Surely most top tens will soon be out of reach for most people. Can't be long before they've all been taken by Strava nutters gambolling about in gale force tail winds. Will Strava then lose some of it's appeal?


----------



## si_c (29 May 2017)

Shortandcrisp said:


> Surely most top tens will soon be out of reach for most people. Can't be long before they've all been taken by Strava nutters gambolling about in gale force tail winds. Will Strava then lose some of it's appeal?


Nah everyone will get ebikes.


----------



## jasonsavage (30 May 2017)

I like a bit of Strava, mainly as a general logging system, not into segments though but I do have the premium option, not that pricey and like the few bits it offers, Fitness and Freshness is a good one, a motivator to get back on it when your lacking recently, it also has a tie in with Zwift, so if your on Zwift you get a month free on that which pays for the Strava subs.


----------



## david k (5 Jun 2017)

jasonsavage said:


> I like a bit of Strava, mainly as a general logging system, not into segments though but I do have the premium option, not that pricey and like the few bits it offers, Fitness and Freshness is a good one, a motivator to get back on it when your lacking recently, it also has a tie in with Zwift, so if your on Zwift you get a month free on that which pays for the Strava subs.

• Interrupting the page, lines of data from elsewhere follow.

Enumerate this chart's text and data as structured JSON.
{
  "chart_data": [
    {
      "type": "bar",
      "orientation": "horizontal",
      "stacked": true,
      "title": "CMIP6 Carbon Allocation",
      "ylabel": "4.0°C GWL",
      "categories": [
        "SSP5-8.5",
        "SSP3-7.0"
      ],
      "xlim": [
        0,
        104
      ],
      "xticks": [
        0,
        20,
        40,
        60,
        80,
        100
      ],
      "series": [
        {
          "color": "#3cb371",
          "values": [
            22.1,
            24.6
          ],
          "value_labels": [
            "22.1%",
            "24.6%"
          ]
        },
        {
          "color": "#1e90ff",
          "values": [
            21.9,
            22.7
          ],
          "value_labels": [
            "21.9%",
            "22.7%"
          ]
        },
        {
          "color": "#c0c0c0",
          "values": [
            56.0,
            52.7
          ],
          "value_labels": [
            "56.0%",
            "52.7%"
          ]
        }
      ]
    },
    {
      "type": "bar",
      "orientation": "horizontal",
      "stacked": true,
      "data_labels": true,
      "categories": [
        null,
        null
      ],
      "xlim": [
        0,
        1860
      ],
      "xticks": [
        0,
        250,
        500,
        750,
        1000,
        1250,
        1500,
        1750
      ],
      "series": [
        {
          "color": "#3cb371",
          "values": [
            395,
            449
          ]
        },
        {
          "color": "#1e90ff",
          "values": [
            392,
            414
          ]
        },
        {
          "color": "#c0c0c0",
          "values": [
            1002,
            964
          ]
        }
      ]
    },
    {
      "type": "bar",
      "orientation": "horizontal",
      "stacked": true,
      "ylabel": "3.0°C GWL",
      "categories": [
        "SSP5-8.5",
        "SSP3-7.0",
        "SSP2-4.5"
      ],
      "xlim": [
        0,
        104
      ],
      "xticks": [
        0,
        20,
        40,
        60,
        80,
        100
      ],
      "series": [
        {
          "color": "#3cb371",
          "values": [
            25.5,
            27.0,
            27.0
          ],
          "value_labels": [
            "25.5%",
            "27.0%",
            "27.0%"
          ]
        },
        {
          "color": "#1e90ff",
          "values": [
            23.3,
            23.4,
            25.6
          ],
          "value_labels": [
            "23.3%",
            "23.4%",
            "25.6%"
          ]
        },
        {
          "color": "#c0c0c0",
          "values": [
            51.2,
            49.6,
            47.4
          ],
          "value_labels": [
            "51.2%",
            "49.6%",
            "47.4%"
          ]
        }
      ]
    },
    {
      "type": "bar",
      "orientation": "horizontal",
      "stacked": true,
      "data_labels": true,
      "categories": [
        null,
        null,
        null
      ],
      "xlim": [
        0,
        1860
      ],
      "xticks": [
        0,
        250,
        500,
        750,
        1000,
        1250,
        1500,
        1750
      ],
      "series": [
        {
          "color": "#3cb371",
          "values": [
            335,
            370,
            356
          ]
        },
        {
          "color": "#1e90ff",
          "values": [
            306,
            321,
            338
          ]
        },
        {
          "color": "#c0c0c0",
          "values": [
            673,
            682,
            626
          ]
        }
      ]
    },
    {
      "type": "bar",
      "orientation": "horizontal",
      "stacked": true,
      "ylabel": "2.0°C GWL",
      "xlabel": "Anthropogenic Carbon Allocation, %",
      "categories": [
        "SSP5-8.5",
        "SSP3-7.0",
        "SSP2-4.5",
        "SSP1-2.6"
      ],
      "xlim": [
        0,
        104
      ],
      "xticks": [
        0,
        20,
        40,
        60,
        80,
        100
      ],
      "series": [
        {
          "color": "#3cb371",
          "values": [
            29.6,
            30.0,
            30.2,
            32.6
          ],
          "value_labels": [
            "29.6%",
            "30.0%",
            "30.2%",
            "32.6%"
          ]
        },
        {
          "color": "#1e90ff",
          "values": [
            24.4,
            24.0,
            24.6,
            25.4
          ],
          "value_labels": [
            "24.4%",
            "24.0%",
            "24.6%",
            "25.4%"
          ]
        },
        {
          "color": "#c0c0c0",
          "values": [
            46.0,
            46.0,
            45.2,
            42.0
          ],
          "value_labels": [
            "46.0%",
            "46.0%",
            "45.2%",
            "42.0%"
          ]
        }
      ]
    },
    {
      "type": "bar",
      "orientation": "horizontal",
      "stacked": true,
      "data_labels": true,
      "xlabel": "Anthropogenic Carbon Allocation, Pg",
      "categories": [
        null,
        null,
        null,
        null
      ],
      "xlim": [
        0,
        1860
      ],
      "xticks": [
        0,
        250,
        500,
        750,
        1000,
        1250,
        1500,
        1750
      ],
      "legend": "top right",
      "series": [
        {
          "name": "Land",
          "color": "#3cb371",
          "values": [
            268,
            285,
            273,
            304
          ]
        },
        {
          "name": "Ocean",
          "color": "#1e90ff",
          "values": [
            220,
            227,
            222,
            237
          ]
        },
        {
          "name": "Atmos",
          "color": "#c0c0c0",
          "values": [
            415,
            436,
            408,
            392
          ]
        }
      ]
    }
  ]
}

The heat map was my favourite feature, does it still have this?


----------



## FlyingCyclist (5 Jun 2017)

david k said:


> The heat map was my favourite feature, does it still have this?



Yes it does


----------



## Mo1959 (5 Jun 2017)

si_c said:


> Nah everyone will get ebikes.


I suspect there are already a few using them. There is also a female close to me whose normal rides are around 10 to 12mph average but the last few weeks have suddenly jumped up to around 17mph. One of her followers made comment about her husband using her Strava which I suspect is the case. There will always be cheaters so you can't really take it too seriously.


----------



## Saluki (5 Jun 2017)

I haven't bothered paying for the premium thing on Strava. I just use the freebie account. I haven't a hope in hell of getting any QOMs but it's interesting to see when I get a PB on a stretch of road/trail. Sure a QOM is fun and if I'm just a second or two off the pace for one, I may try a bit harder next time out but I don't get overly excited about it.
As for the people on scooters bagging the KOMs, there are killjoys everywhere. I quite enjoy a bit of geocaching now and again and people do seem to like taking the caches away and putting them in the bin to stop other people enjoying the hobby. I guess strava is just another thing that some chumps like to try and spoil. There are a lot of saddo types like that out there. I don't let it interfere with my enjoyment of riding, or geocaching for that matter.


----------